There is reason to believe that policies enacted under the Moreno and Lasso governments are at least partly to blame for this rise in violence. And indeed, they appear to have undone what was one of Correa’s strongest achievements while he was president. As Joe Emersberger pointed out at People’s World in March 2023:

Ecuador experienced a dramatic and unprecedented two-thirds reduction in its homicide rate during Correa’s years in office (January 2007-May 2017). The homicide rate then increased, just as dramatically, after Correa left office and rightwing governments took over. … The homicide rate increased to 25.9 per 100,000 in 2022 according to InSight Crime — a historic high for Ecuador. When Correa left office in 2017 it was 5.8 per 100,000, one of the lowest in Latin America. It is now among the highest.

This connection between neoliberalism and crime rates seems to have played out elsewhere in the region, particularly in Central America.

There is, of course, a perception throughout Latin America that the left is soft on crime and Noboa might draw from this playbook. González must push back against this narrative and double down on articulating the causal relationship between rising crime and neoliberalism that has played out both at home and throughout the rest of Latin America.

Failure of neoliberalism more broadly

Perhaps the biggest factor working in the Citizens’ Revolution’s favor is the failure of neoliberalism in Ecuador, and indeed across the region, more broadly. After four years of Moreno and two years of Lasso, Ecuadorians have lived under a combined six years of neoliberal policies and all of its usual pathologies. In 2020, for example, poverty in Ecuador increased by almost 5% following previous increases in the two preceding years.

In October 2022, Irene León and Jose Agualsaca pointed out at the Latin American Information Agency that “the imposition of a radical neoliberalism brings with it the destruction of a sovereignty project, constitutionally based (2008) on a perspective of the common good and the public.” They add:

transnational corporations have been repositioned in strategic sectors, while the prescriptions of the International Financial Institutions, especially the International Monetary Fund (IMF), have supplanted the Constitution. State assets and resources are being auctioned off, while security and defense are being transferred to foreign repressive models.

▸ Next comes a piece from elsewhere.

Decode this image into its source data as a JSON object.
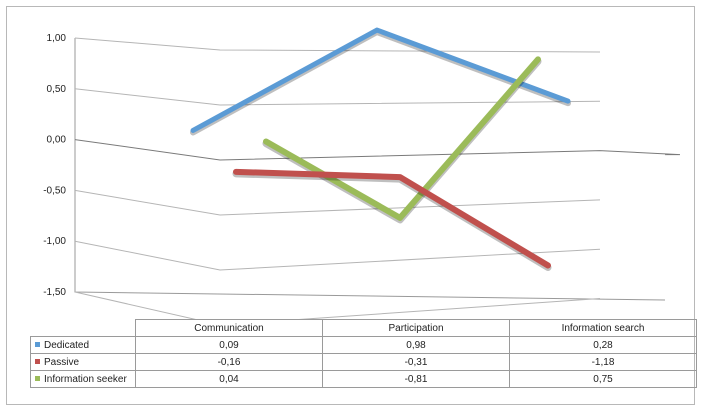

Noboa appears likely to continue this legacy should he be elected. Though he has spent only a few years as a legislator in the National Assembly, he has in that short time built a record as a reliable supporter of neoliberal orthodoxy. The New York Times, for instance, reported that during his time in the assembly he has “supported bills to attract international investment and cut taxes.”

The specter of complacency

For all of the above factors working in their favor, the Citizens’ Revolution does not have cause to be complacent. The stakes are too high to repeat the 2021 election defeat, which led to two more years of neoliberalism under the disastrous Lasso presidency. The youth vote appears to be up for grabs with reports that some young Ecuadorians are looking for something different from both the Lasso/Moreno years and the Correa years. This could benefit the youthful and relatively unknown Noboa, though González is also a relative political newcomer, and her running mate Andrés Arauz is about the same age as Noboa.

González must walk the fine line between rallying her base while simultaneously appealing to the undecideds. To do the former, she must make clear commitments to reinvigorate Correa’s revolution, safeguard his constitutional reforms, and reiterate her party’s opposition to plundering by multinational corporations and interference from the Washington-based international organizations. To do the latter, she must communicate fresh ideas and promise a decisive break from the past. Crucially, she must work to reincorporate the Pérez-supporting sections of the Indigenous community back into the Citizens’ Revolution’s fold.